New Mural Adjacent to MASC Celebrates Sisterhood of Virginia Woolf, Vanessa Bell

WSU Arts Assistant Professor Jiemei “Mei” Lin is painting a new mural of sisters Virginia Woolf and Vanessa Bell in the hallway adjacent to Manuscripts, Archives, and Special Collections (MASC) on the Terrell Library ground floor for the start of classes this fall.

According to Lin, the Virginia and Vanessa mural celebrates the creative lives and lasting influence of two remarkable women in the history of art and literature.
Woolf’s writing has served as a manifesto and source of inspiration for generations of artists, writers, activists, and women around the world, Lin said. Bell, in her own right, told stories through her paintings, prints, and illustrations, and through her visual responses to Woolf’s words, she expanded and reimagined them.
“This mural is inspired by the Virginia Woolf library collection at the WSU Libraries, a space that holds not just books, but traces of the sisters’ labor, imagination, and deep connection,” she said. “It honors their collaboration, their individual practices, and the powerful relationship that went beyond sisterhood.”

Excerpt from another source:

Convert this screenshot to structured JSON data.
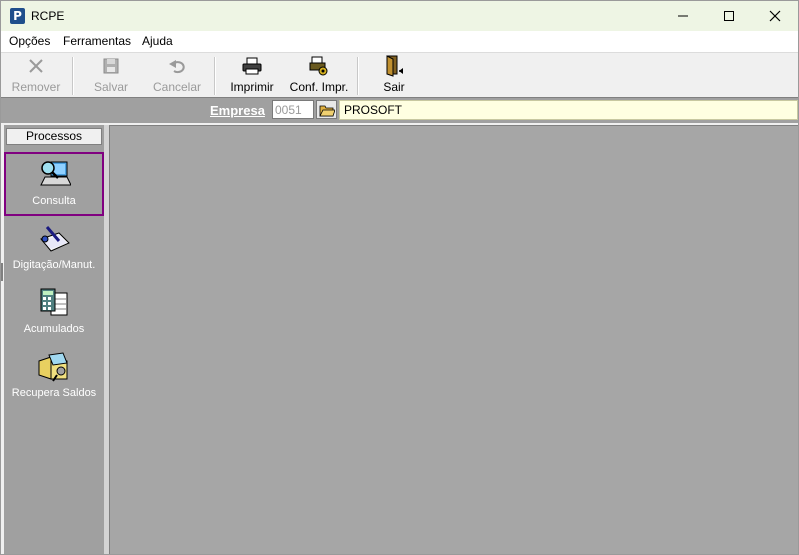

Lin has designed and executed large-scale public murals in the Pacific and Inland Northwest as a public artist. The murals function like vignettes or moments of stories, inviting the viewer into the scene to imagine possible narratives, she said.

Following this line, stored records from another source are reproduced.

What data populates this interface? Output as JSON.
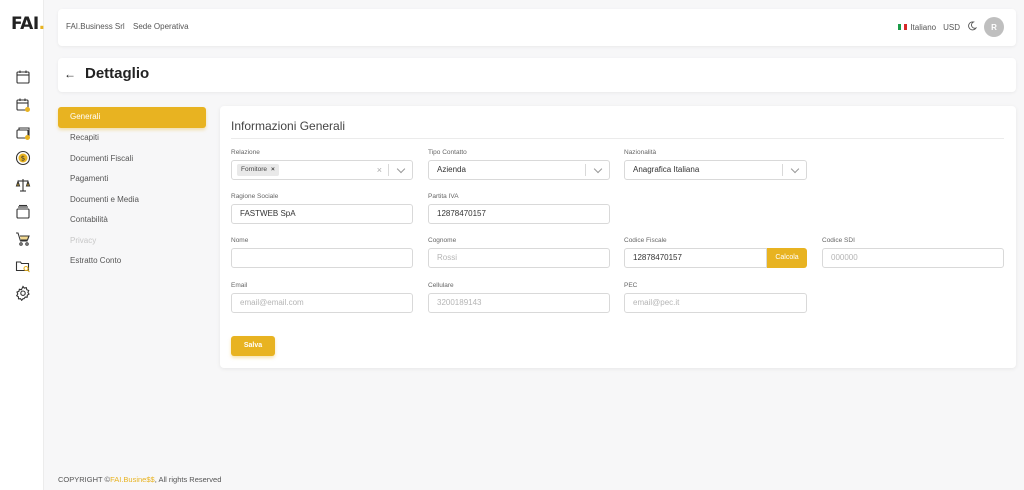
{
  "app": {
    "logo_text": "FAI",
    "logo_dot": ".",
    "accent": "#e8b321"
  },
  "rail": {
    "icons": [
      "calendar-icon",
      "calendar-check-icon",
      "cards-icon",
      "dollar-circle-icon",
      "scales-icon",
      "archive-icon",
      "cart-icon",
      "folder-search-icon",
      "settings-gear-icon"
    ]
  },
  "header": {
    "company": "FAI.Business Srl",
    "location": "Sede Operativa",
    "language": "Italiano",
    "currency": "USD",
    "avatar_initial": "R"
  },
  "page": {
    "title": "Dettaglio"
  },
  "side_menu": {
    "items": [
      {
        "label": "Generali",
        "state": "active"
      },
      {
        "label": "Recapiti",
        "state": "normal"
      },
      {
        "label": "Documenti Fiscali",
        "state": "normal"
      },
      {
        "label": "Pagamenti",
        "state": "normal"
      },
      {
        "label": "Documenti e Media",
        "state": "normal"
      },
      {
        "label": "Contabilità",
        "state": "normal"
      },
      {
        "label": "Privacy",
        "state": "disabled"
      },
      {
        "label": "Estratto Conto",
        "state": "normal"
      }
    ]
  },
  "form": {
    "title": "Informazioni Generali",
    "relazione": {
      "label": "Relazione",
      "chip": "Fornitore",
      "chip_remove": "×",
      "clear": "×"
    },
    "tipo_contatto": {
      "label": "Tipo Contatto",
      "value": "Azienda"
    },
    "nazionalita": {
      "label": "Nazionalità",
      "value": "Anagrafica Italiana"
    },
    "ragione_sociale": {
      "label": "Ragione Sociale",
      "value": "FASTWEB SpA"
    },
    "partita_iva": {
      "label": "Partita IVA",
      "value": "12878470157"
    },
    "nome": {
      "label": "Nome",
      "value": ""
    },
    "cognome": {
      "label": "Cognome",
      "placeholder": "Rossi"
    },
    "codice_fiscale": {
      "label": "Codice Fiscale",
      "value": "12878470157",
      "button": "Calcola"
    },
    "codice_sdi": {
      "label": "Codice SDI",
      "placeholder": "000000"
    },
    "email": {
      "label": "Email",
      "placeholder": "email@email.com"
    },
    "cellulare": {
      "label": "Cellulare",
      "placeholder": "3200189143"
    },
    "pec": {
      "label": "PEC",
      "placeholder": "email@pec.it"
    },
    "save_label": "Salva"
  },
  "footer": {
    "prefix": "COPYRIGHT ©",
    "brand": "FAI.Busine$$",
    "suffix": ", All rights Reserved"
  }
}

Lin works with digital and traditional media to create paintings, murals, and illustrations. Her works frequently take on themes of individual and cultural identity with a particular emphasis on design and color.
She is an award-winning children’s book illustrator as well; her illustrated works represent and communicate with all audiences from underrepresented groups in her visual language.
WSU Libraries’ Interim Dean Trevor Bond said the project to paint the mural started after Lipi Turner-Rahman, former development director, saw a conference session on libraries that had murals made to celebrate their collections. Nancy Spitzer, who worked for 30 years at WSU Libraries as an administrative assistant to the director, associate director, and development coordinator, donated funds to purchase the supplies for the mural.

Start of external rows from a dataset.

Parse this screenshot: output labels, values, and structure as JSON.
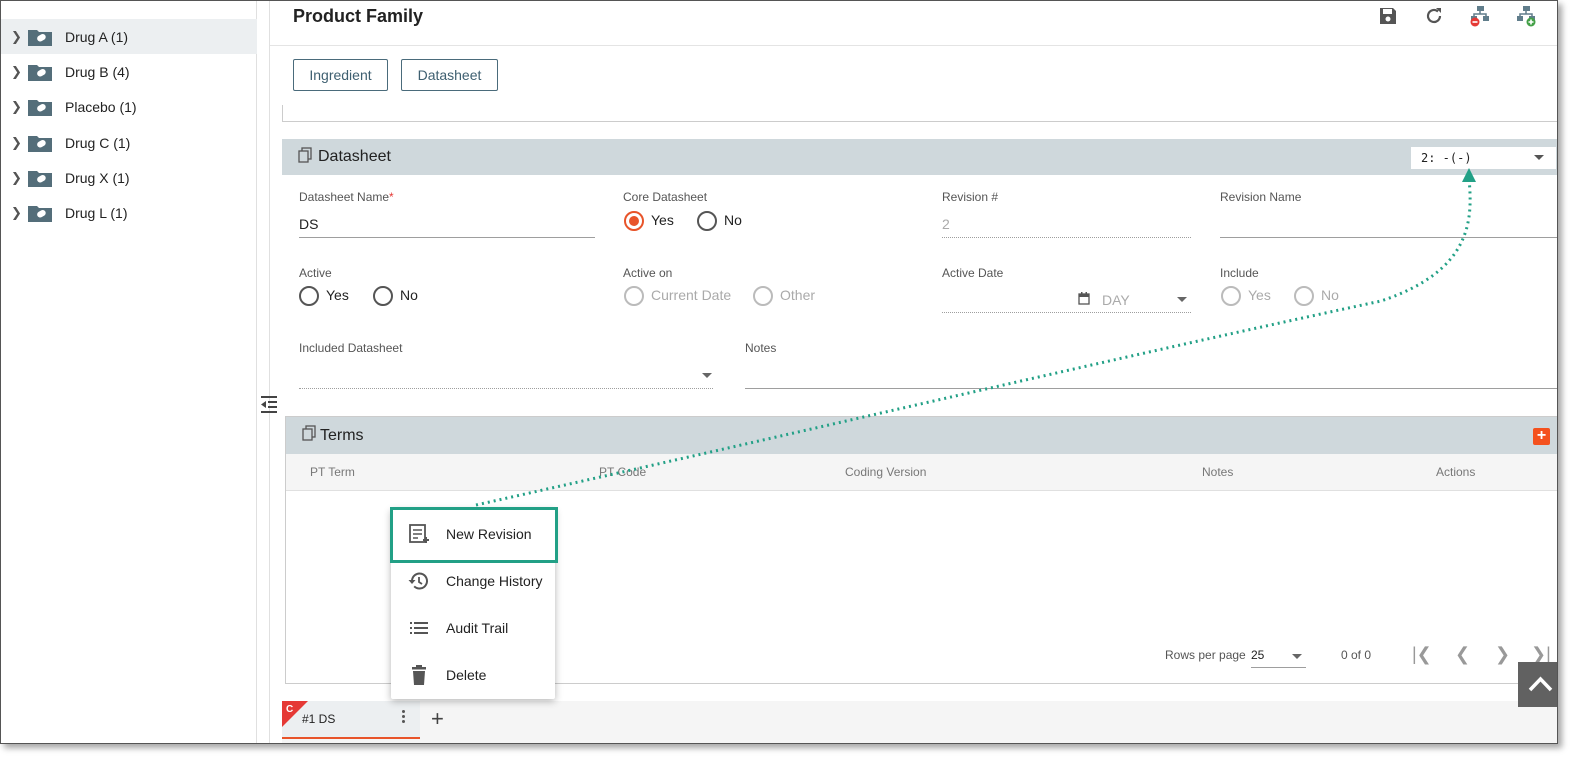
{
  "sidebar": {
    "items": [
      {
        "label": "Drug A (1)",
        "selected": true
      },
      {
        "label": "Drug B (4)",
        "selected": false
      },
      {
        "label": "Placebo (1)",
        "selected": false
      },
      {
        "label": "Drug C (1)",
        "selected": false
      },
      {
        "label": "Drug X (1)",
        "selected": false
      },
      {
        "label": "Drug L (1)",
        "selected": false
      }
    ]
  },
  "header": {
    "title": "Product Family",
    "icons": [
      "save-icon",
      "refresh-icon",
      "hierarchy-remove-icon",
      "hierarchy-add-icon"
    ]
  },
  "tabs": [
    "Ingredient",
    "Datasheet"
  ],
  "datasheet": {
    "title": "Datasheet",
    "revision_select": "2: -(-)",
    "name_label": "Datasheet Name",
    "name_required": "*",
    "name_value": "DS",
    "core_label": "Core Datasheet",
    "core_yes": "Yes",
    "core_no": "No",
    "revision_num_label": "Revision #",
    "revision_num_value": "2",
    "revision_name_label": "Revision Name",
    "active_label": "Active",
    "active_yes": "Yes",
    "active_no": "No",
    "active_on_label": "Active on",
    "active_on_current": "Current Date",
    "active_on_other": "Other",
    "active_date_label": "Active Date",
    "active_date_unit": "DAY",
    "include_label": "Include",
    "include_yes": "Yes",
    "include_no": "No",
    "included_ds_label": "Included Datasheet",
    "notes_label": "Notes"
  },
  "terms": {
    "title": "Terms",
    "columns": [
      "PT Term",
      "PT Code",
      "Coding Version",
      "Notes",
      "Actions"
    ],
    "rows_per_page_label": "Rows per page",
    "rows_per_page": "25",
    "range": "0 of 0"
  },
  "bottom_tab": {
    "badge": "C",
    "label": "#1 DS"
  },
  "context_menu": {
    "items": [
      "New Revision",
      "Change History",
      "Audit Trail",
      "Delete"
    ]
  },
  "colors": {
    "accent": "#e8542a",
    "panel_header": "#cfd8dc",
    "callout": "#22a086"
  }
}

“In the spring, I reached out to Mei to see if she would be interested in developing a proposal,” he said. “She loves the Bloomsbury Group and Woolf and really enjoyed seeing Bell’s dust jacket designs for Virginia’s books. Mei’s design draws upon the iconography of Bell’s designs for her sister’s books.”
MASC has the finest collection of Leonard and Virginia Woolf books in the world, Bond said, including more than 9,900 books that were once part of the Woolfs’ personal library, as well as books inherited by Virginia and titles she and Leonard printed at their Hogarth Press.
“These outstanding collections are available for the public to view in the MASC reading room,” he added. “We continue to add to the Woolf collection thanks to generous support from Nancy Spitzer, WSU Virginia Woolf scholar and English professor emerita Diane Gillespie, and WSU alum, donor, and poet Mildred Bissinger.”